Picture of the Earth - Our consciousness was changed when NASA's Apollo 17 mission first released a picture of the entire Earth taken on December 7th, 1972. For the first time in history, we were able to see the entire planet as one; a colorful sphere with a thin shell of an atmosphere. We became more aware of our planet, and its relation to our solar system and to the universe. In viewing the photo from space, we experienced in a deep and emotional way a new awareness of our planet. This image has been credited with inspiring the modern environmental movement. It is the most commonly recognised image the world has ever known, and the most commonly distributed picture of any one single image. There were other images of Earth from space, dating back to the early 1960's, but this was the first picture ever taken of Earth as a complete circle.
The Peace Symbol - The "peace symbol" was originally the symbol of the U.K. Campaign for Nuclear Disarmament (CND). It was designed in 1958 by Gerald Holtom, a professional designer and artist and a graduate of the Royal College of Arts. The first public use of the symbol was on flags and placards during the 1958 Aldermaston march in England. It was designed from the naval code of semaphore (the flag signaling system), and the symbol represents the code letters for "ND" (Nuclear Disarmament). It is one of the most widely known symbols in the world. In Britain it is recognised as standing for nuclear disarmament – and in particular as the logo of the Campaign for Nuclear Disarmament (CND). In the United States and much of the rest of the world it is known more broadly as the peace symbol.
The Dove - The dove has been a symbol of peace and innocence for thousands of years in many different cultures. It is one of the most recognised symbols of peace. Its origins are from the story of Noah and the Ark, when a dove returned with an olive branch to herald in a new beginning. In ancient Greek mythology it was a symbol of love and the renewal of life. In ancient Japan a dove carrying a sword symbolised the end of war. But it was Pablo Picasso who made the dove a modern symbol of peace when he used it on a poster for the World Peace Congress in 1949.

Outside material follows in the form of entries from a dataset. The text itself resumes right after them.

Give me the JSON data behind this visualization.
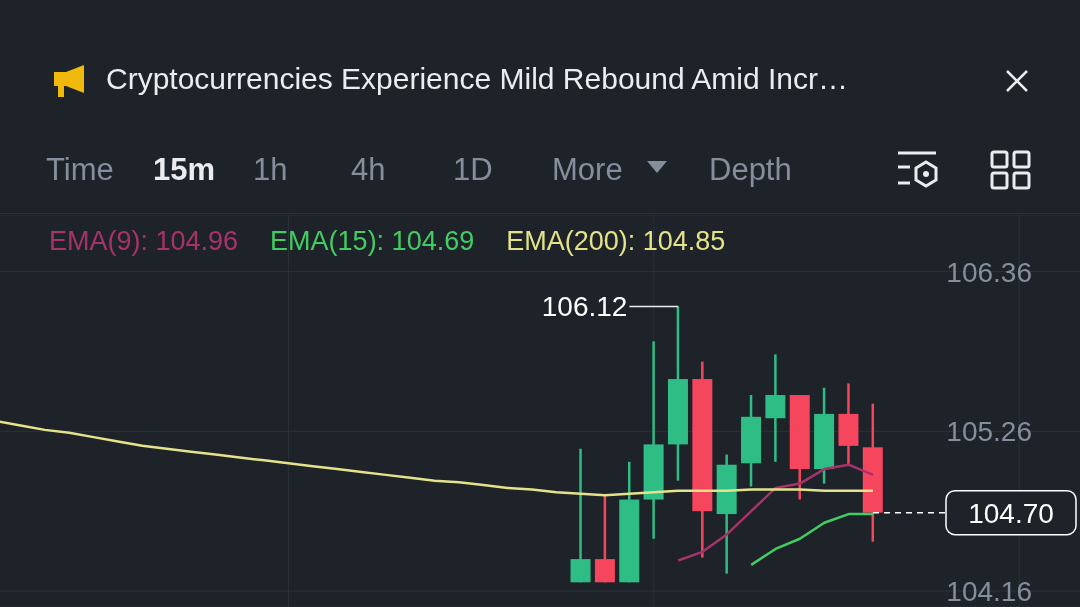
{
  "chart_data": {
    "type": "candlestick",
    "title": "Cryptocurrencies Experience Mild Rebound Amid Incr…",
    "annotations": [
      "106.12",
      "Time",
      "15m",
      "1h",
      "4h",
      "1D",
      "More",
      "Depth"
    ],
    "categories": [
      null,
      null,
      null,
      null,
      null,
      null,
      null,
      null,
      null,
      null,
      null,
      null,
      null,
      null,
      null,
      null,
      null,
      null,
      null,
      null,
      null,
      null,
      null,
      null,
      null,
      null,
      null,
      null,
      null,
      null,
      null,
      null,
      null,
      null,
      null,
      null,
      null,
      null,
      null,
      null,
      null,
      null,
      null,
      null,
      null
    ],
    "ohlc": [
      null,
      null,
      null,
      null,
      null,
      null,
      null,
      null,
      null,
      null,
      null,
      null,
      null,
      null,
      null,
      null,
      null,
      null,
      null,
      null,
      null,
      null,
      null,
      null,
      [
        104.22,
        105.14,
        104.22,
        104.38
      ],
      [
        104.38,
        104.82,
        104.22,
        104.22
      ],
      [
        104.22,
        105.05,
        104.22,
        104.79
      ],
      [
        104.79,
        105.88,
        104.52,
        105.17
      ],
      [
        105.17,
        106.12,
        104.92,
        105.62
      ],
      [
        105.62,
        105.74,
        104.39,
        104.71
      ],
      [
        104.69,
        105.1,
        104.28,
        105.03
      ],
      [
        105.04,
        105.51,
        104.88,
        105.36
      ],
      [
        105.35,
        105.79,
        105.05,
        105.51
      ],
      [
        105.51,
        105.51,
        104.79,
        105.0
      ],
      [
        105.0,
        105.56,
        104.9,
        105.38
      ],
      [
        105.38,
        105.59,
        105.03,
        105.16
      ],
      [
        105.15,
        105.45,
        104.5,
        104.7
      ],
      null,
      null,
      null,
      null,
      null,
      null,
      null,
      null
    ],
    "colors": [
      null,
      null,
      null,
      null,
      null,
      null,
      null,
      null,
      null,
      null,
      null,
      null,
      null,
      null,
      null,
      null,
      null,
      null,
      null,
      null,
      null,
      null,
      null,
      null,
      "#2ebd85",
      "#f6465d",
      "#2ebd85",
      "#2ebd85",
      "#2ebd85",
      "#f6465d",
      "#2ebd85",
      "#2ebd85",
      "#2ebd85",
      "#f6465d",
      "#2ebd85",
      "#f6465d",
      "#f6465d",
      null,
      null,
      null,
      null,
      null,
      null,
      null,
      null
    ],
    "series": [
      {
        "name": "EMA(9): 104.96",
        "type": "line",
        "color": "#a8326a",
        "values": [
          null,
          null,
          null,
          null,
          null,
          null,
          null,
          null,
          null,
          null,
          null,
          null,
          null,
          null,
          null,
          null,
          null,
          null,
          null,
          null,
          null,
          null,
          null,
          null,
          null,
          null,
          null,
          null,
          104.37,
          104.43,
          104.55,
          104.71,
          104.87,
          104.9,
          105.0,
          105.03,
          104.96,
          null,
          null,
          null,
          null,
          null,
          null,
          null,
          null
        ]
      },
      {
        "name": "EMA(15): 104.69",
        "type": "line",
        "color": "#43cc63",
        "values": [
          null,
          null,
          null,
          null,
          null,
          null,
          null,
          null,
          null,
          null,
          null,
          null,
          null,
          null,
          null,
          null,
          null,
          null,
          null,
          null,
          null,
          null,
          null,
          null,
          null,
          null,
          null,
          null,
          null,
          null,
          null,
          104.34,
          104.45,
          104.52,
          104.63,
          104.69,
          104.69,
          null,
          null,
          null,
          null,
          null,
          null,
          null,
          null
        ]
      },
      {
        "name": "EMA(200): 104.85",
        "type": "line",
        "color": "#e4e38a",
        "values": [
          105.33,
          105.3,
          105.27,
          105.25,
          105.22,
          105.19,
          105.16,
          105.14,
          105.12,
          105.1,
          105.08,
          105.06,
          105.04,
          105.02,
          105.0,
          104.98,
          104.96,
          104.94,
          104.92,
          104.91,
          104.89,
          104.87,
          104.86,
          104.84,
          104.83,
          104.82,
          104.83,
          104.84,
          104.85,
          104.85,
          104.85,
          104.86,
          104.86,
          104.86,
          104.85,
          104.85,
          104.85,
          null,
          null,
          null,
          null,
          null,
          null,
          null,
          null
        ]
      }
    ],
    "ylim": [
      104.05,
      106.75
    ],
    "yticks": [
      104.16,
      105.26,
      106.36
    ],
    "tick_labels": "y",
    "grid": true,
    "legend": "top left",
    "ref_lines": [
      {
        "axis": "y",
        "value": 104.7,
        "label": "104.70",
        "color": "#ffffff",
        "line_style": "dashed"
      }
    ]
  }
}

The Olive Branch - The olive tree has always been a valuable source of food and oil. In ancient Greece, wars between states were suspended during the Olympic Games, and the winners were given crowns of olive branches. The symbolism of peace may come from the fact that the olive tree takes a long time to produce fruit, so olives could only be cultivated successfully in long periods of peace. The olive branch is a part of many modern flags symbolising peace and unity, one well-known example is the United Nations symbol.